Breakfast on the road

Sweet saffron milk is the way Jodhpur wakes up

What would you have for breakfast if you were on the road out of Jodhpur early in the morning? We stopped at one of the many eateries which were already open on the main road: Nai Sarak, to check out the options. First thing, a glass of milk with some saffron thrown in. You can see from the featured photo that it is thickened slightly. It has quite a clientele. I prefer a glassful of chai, but I didn’t mind taking a little sip of the local morning’s brew for the taste. That sip told me that quite a bit of sugar had also been thrown into the mix.

Milk and jalebis are a standard north-Indian breakfast combination. Sure enough, right next to the milk wallah was this jalebi man frying his jalebis. I love watching a person frying jalebis; the elegance of movement which produces these tight spirals is fascinating. The hot jalebis soak up the sugar syrup easily. Traditionally, the sugar has some saffron thrown into it for the colour. Wonderfully tasty stuff, but that oil is hydrogenated, as you can see in the large tin next to the karhai. I don’t have much of jalebi any more, but I did give in to temptation and had one. I had to squelch the temptation to have a second one very firmly.

Two sweets left my mouth too sweet. In Jodhpur the antidotes to an overdose of sweets are easily at hand. The shop had batter-fried chilis. We’d seen a man make them the previous evening (photo above). The Family asked for a hot one right out of the frier, but was told very firmly that they are meant to be eaten cold. We shared one in the morning. The big fat chilis are not very hot, but they are flavourful. They reminded me of the fried chilis we ate in Madrid. So that’s a good breakfast: two sweets, a large glassful of tea, and a fried chili. Just what we needed to set out on a long day’s drive into the desert.

Breakfast and butterflies

Tamil spotted flat

In Valparai breakfast was always late and large. Our mornings started a little before sunrise. We would gulp down a quick cup of tea and a couple of biscuits before leaving for a round of bird-watching. The real breakfast would start at about nine, after we got back. It always began with a ritual serving of fresh fruits. I was really amazed at the skill with which the kitchen produced bananas sliced into two precisely equal longitudinal halves. I tried this at home, and failed miserably. Then there were idlis with the famous Tamil gunpowder and coconut chutney, perhaps dosas or adai with sambar or appams with stew, and any amount of toast with eggs. Everything was very well done. Even the bread was surprisingly good.

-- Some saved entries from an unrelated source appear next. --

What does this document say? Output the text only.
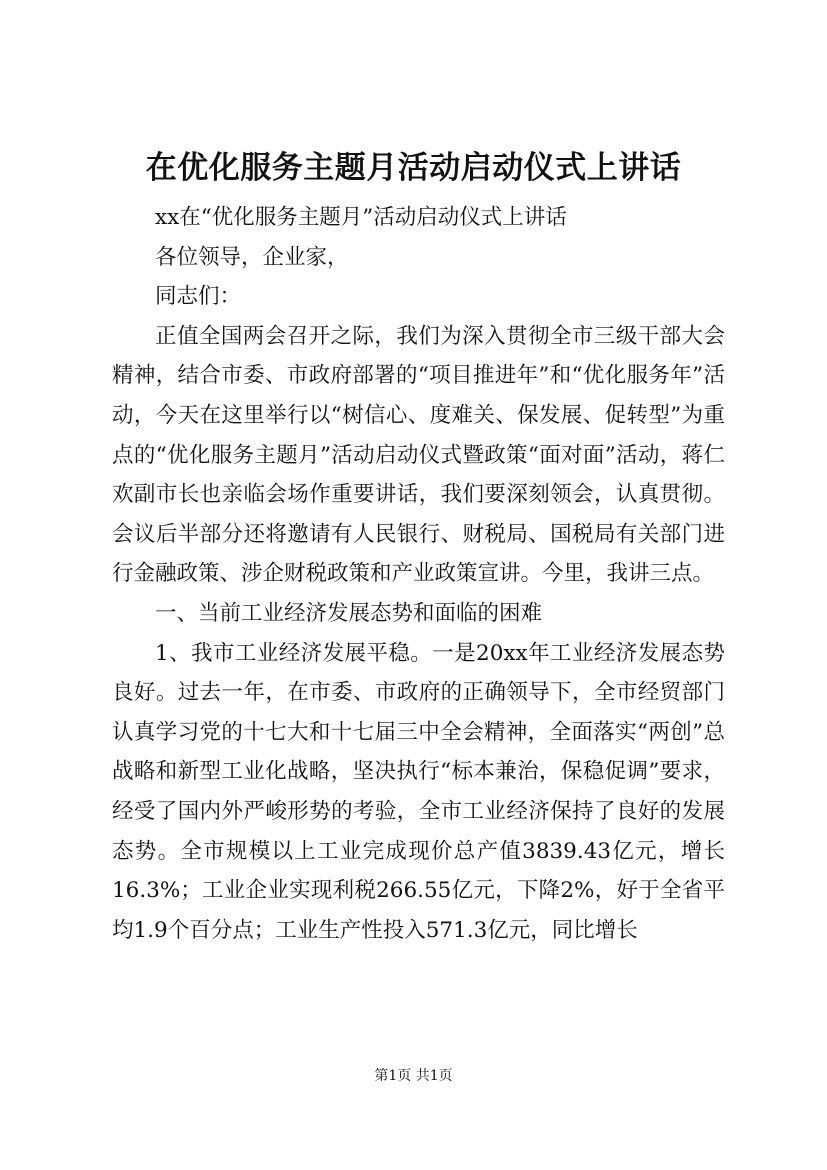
在优化服务主题月活动启动仪式上讲话

xx在“优化服务主题月”活动启动仪式上讲话

各位领导，企业家，

同志们：

正值全国两会召开之际，我们为深入贯彻全市三级干部大会精神，结合市委、市政府部署的“项目推进年”和“优化服务年”活动，今天在这里举行以“树信心、度难关、保发展、促转型”为重点的“优化服务主题月”活动启动仪式暨政策“面对面”活动，蒋仁欢副市长也亲临会场作重要讲话，我们要深刻领会，认真贯彻。会议后半部分还将邀请有人民银行、财税局、国税局有关部门进行金融政策、涉企财税政策和产业政策宣讲。今里，我讲三点。

一、当前工业经济发展态势和面临的困难

1、我市工业经济发展平稳。一是20xx年工业经济发展态势良好。过去一年，在市委、市政府的正确领导下，全市经贸部门认真学习党的十七大和十七届三中全会精神，全面落实“两创”总战略和新型工业化战略，坚决执行“标本兼治，保稳促调”要求，经受了国内外严峻形势的考验，全市工业经济保持了良好的发展态势。全市规模以上工业完成现价总产值3839.43亿元，增长16.3%；工业企业实现利税266.55亿元，下降2%，好于全省平均1.9个百分点；工业生产性投入571.3亿元，同比增长

第1页 共1页
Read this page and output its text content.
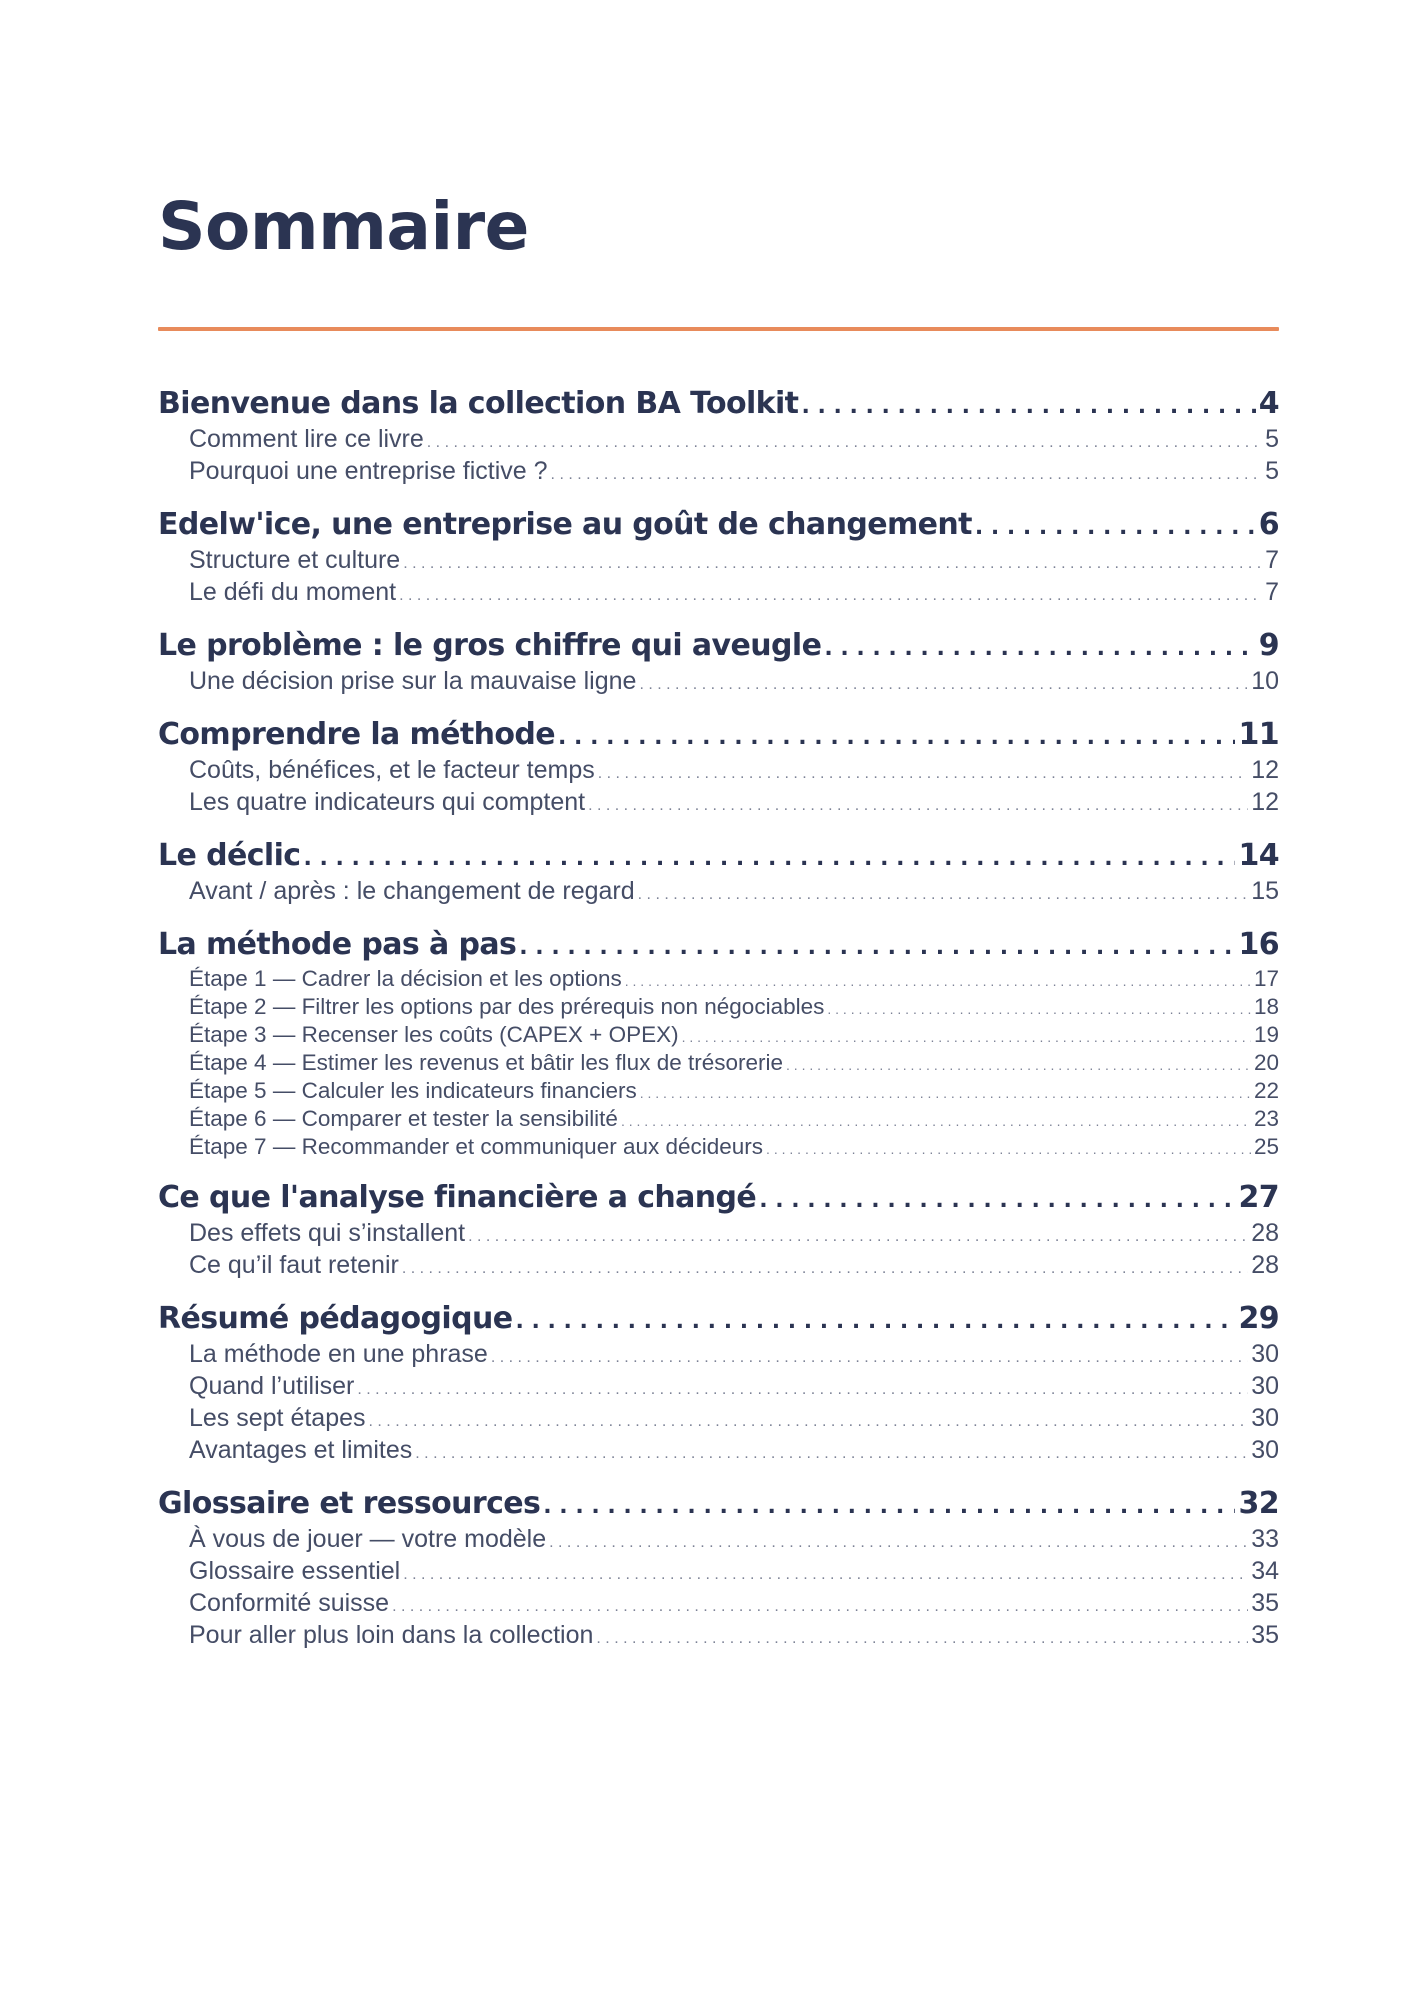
Sommaire
Bienvenue dans la collection BA Toolkit . . .	4
Comment lire ce livre . . .	5
Pourquoi une entreprise fictive ? . . .	5
Edelw'ice, une entreprise au goût de changement . . .	6
Structure et culture . . .	7
Le défi du moment . . .	7
Le problème : le gros chiffre qui aveugle . . .	9
Une décision prise sur la mauvaise ligne . . .	10
Comprendre la méthode . . .	11
Coûts, bénéfices, et le facteur temps . . .	12
Les quatre indicateurs qui comptent . . .	12
Le déclic . . .	14
Avant / après : le changement de regard . . .	15
La méthode pas à pas . . .	16
Étape 1 — Cadrer la décision et les options . . .	17
Étape 2 — Filtrer les options par des prérequis non négociables . . .	18
Étape 3 — Recenser les coûts (CAPEX + OPEX) . . .	19
Étape 4 — Estimer les revenus et bâtir les flux de trésorerie . . .	20
Étape 5 — Calculer les indicateurs financiers . . .	22
Étape 6 — Comparer et tester la sensibilité . . .	23
Étape 7 — Recommander et communiquer aux décideurs . . .	25
Ce que l'analyse financière a changé . . .	27
Des effets qui s’installent . . .	28
Ce qu’il faut retenir . . .	28
Résumé pédagogique . . .	29
La méthode en une phrase . . .	30
Quand l’utiliser . . .	30
Les sept étapes . . .	30
Avantages et limites . . .	30
Glossaire et ressources . . .	32
À vous de jouer — votre modèle . . .	33
Glossaire essentiel . . .	34
Conformité suisse . . .	35
Pour aller plus loin dans la collection . . .	35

On our second morning we arrived at breakfast to find a dark butterfly fluttering around our table. The Family asked me for an identification, and I was a little stumped. I hemmed and said it was not a moth but a butterfly, one of the variety called skippers. The only way to be certain is to look at the antennae: skippers have ones which are shaped like hockey sticks. But I couldn’t get beyond that. Very tentatively I said “rice swift”, knowing this was wrong. I took a photograph for later identification. ID wasn’t so easy: it could have been the weirdly named “restricted demon” except that it had too few spots. After a couple of other false leads I finally saw the pefect match. It is the Tamil spotted flat. It is common in the Nilgiris.

It fluttered repeatedly against the window glass, so I decided to do a good deed and opened the window to let it out. It fluttered on to the flower bed just outside. A bulbul darted in, picked it up and flew off. The Family and I looked at each other, and settled in for breakfast.